髙木:でも南米原産のものがどうやってイタリアに行ったんだろう。

三石:16世紀に南米ペルーからスペイン人が奪ってきたもんで、最初は観賞用なんすよ。

ふーん、こんな実ができるんだ〜って見るだけ。ベラドンナっていうアスピリン系の毒の実があるんですけど、これがトマトに似ていたので食べたら死んじゃうという噂があったようです。実際、トマト食べると体に異変が起きちゃったみたい。

原因はトマト自体じゃなくて鉛なのだけれど。当時の貴族の高級食器に鉛が含まれてたんです。トマトの酸が反応しちゃって、食器から鉛が出て、それで鉛中毒になっちゃうっていう。

そんなわけで「トマト食べると死ぬらしいよ」「具合悪くなるらしいよ」と毒物だと思われていたみたいです。実際、トマトは最初「毒リンゴ」って呼ばれてたし。
でもイタリアの貧しい人たちが「毒ある言うてもこんなにあるから食べるべ」って言って食べ始め、結局なんにも中毒にもならなかった。

髙木:でも、スペインに入ってなんでイタリアになるの?

三石:イタリアで大規模な飢饉が起こって。結局この実は観賞用で貴族も食べないし、これもうどうせ餓死しちゃうなら毒あっても食べちゃえ、と。で、結果なんともない。貧しい彼らは高級な錫食器で食べませんから大丈夫だったんです。

イタリア人が食べるようになって、スペインでもあれ食えるらしいぞっていうのが伝わっていく。あ、ちなみに19世紀になってもアメリカではまだ毒物扱いです。

髙木:で、トマト投げる祭り(※1)が。

三石:あれ古そうに見えるけど、最近、1950年代にできた祭りなんですよね。ケンカしてるやつがいて、市場の八百屋からトマト引っ掴んで投げ始めたのが最初で、これって祭りになんじゃね?ていってトマト祭りが始まったらしい。

髙木:どっか中国の田舎のほうでドリアンとかやんないですかね。

三石:くっさい(笑)

髙木:街中近づけなくなる(笑)。

日本へのトマト伝来は いつ?

三石:日本にトマト入ったのは、意外と早くって、家綱(※2)っていう将軍の頃。家綱の絵の師匠が狩野探幽っていう狩野派の総帥なんですけど、トマトを描いてるんですよ。
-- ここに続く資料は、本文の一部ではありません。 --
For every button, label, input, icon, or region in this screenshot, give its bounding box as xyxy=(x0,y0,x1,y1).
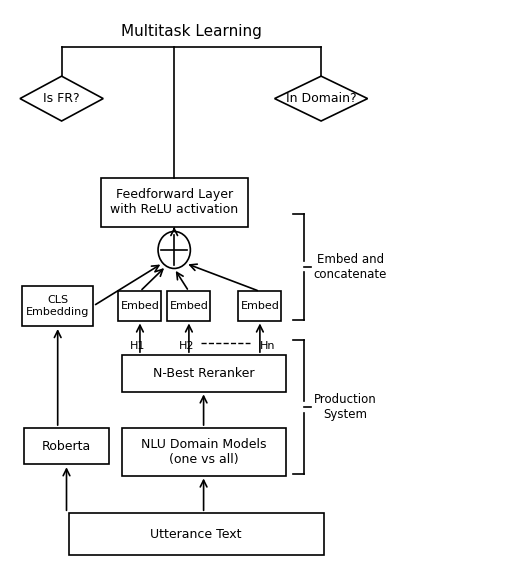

横に「唐なすび」って書いてあります。

そのあと江戸時代の中期くらいになると、貝原益軒ていう人が『大和本草』の中で、トマトを唐柿と書いてますけど、まぁこの頃でも観賞用ですね。

狩野探幽「草花写生図巻」より唐なすび 東京国立博物館所蔵

髙木:トマトって、生でも使いますけどドライトマトとしても使うじゃないですか。僕らたまに、遊び半分本気半分で、ドライトマトで出汁取ることありますね。

三石:あ、グルタミン酸だから取れますね。

髙木:だから昆布とドライトマトって結構合うんですよ。それに、カツオとか入れると、昆布の昆布臭さがもうちょっとフレッシュ感が出て。

三石:ということは、ジャガイモでも出汁って引けるんですか?あれは同じナス科ですよ。

髙木:え、イモ科じゃないの?

三石:ジャガイモはナス科です。

髙木:でもあれは、アミノ酸とかある??

三石:わかんないです、でもナス科。

髙木:ナス科っていうんなら、ナスでも出汁が引けるってことになっちゃうよ。

いやー…ナスで出汁引いたことはないなぁ。

乾燥ナス…ドライナス。

三石:トマテって言って、トマトとジャガイモを合体させられるんですよ。根っこにジャガイモ、上にトマトができるという植物のキメラがあるんです。

宮田:おれ作ったことあるよ。(ここでOPENSAUCE代表も参加)

三石:えっ。

宮田:水耕栽培で。

三石:あれって成功するの難しいらしいですよ。

宮田:失敗しました。

(店内爆笑)

髙木:日本人ってイタリア料理好きじゃないですか。もしかしたらそれ、トマト(の所為)かなって思ったんです。ちょっと似てるところが。

三石:旨味が。

髙木:本体は違うけど、ベースになっているところが似てるところがあるから。アメリカよりもぜんぜん日本のほうがイタリアンレストラン多いじゃないですか。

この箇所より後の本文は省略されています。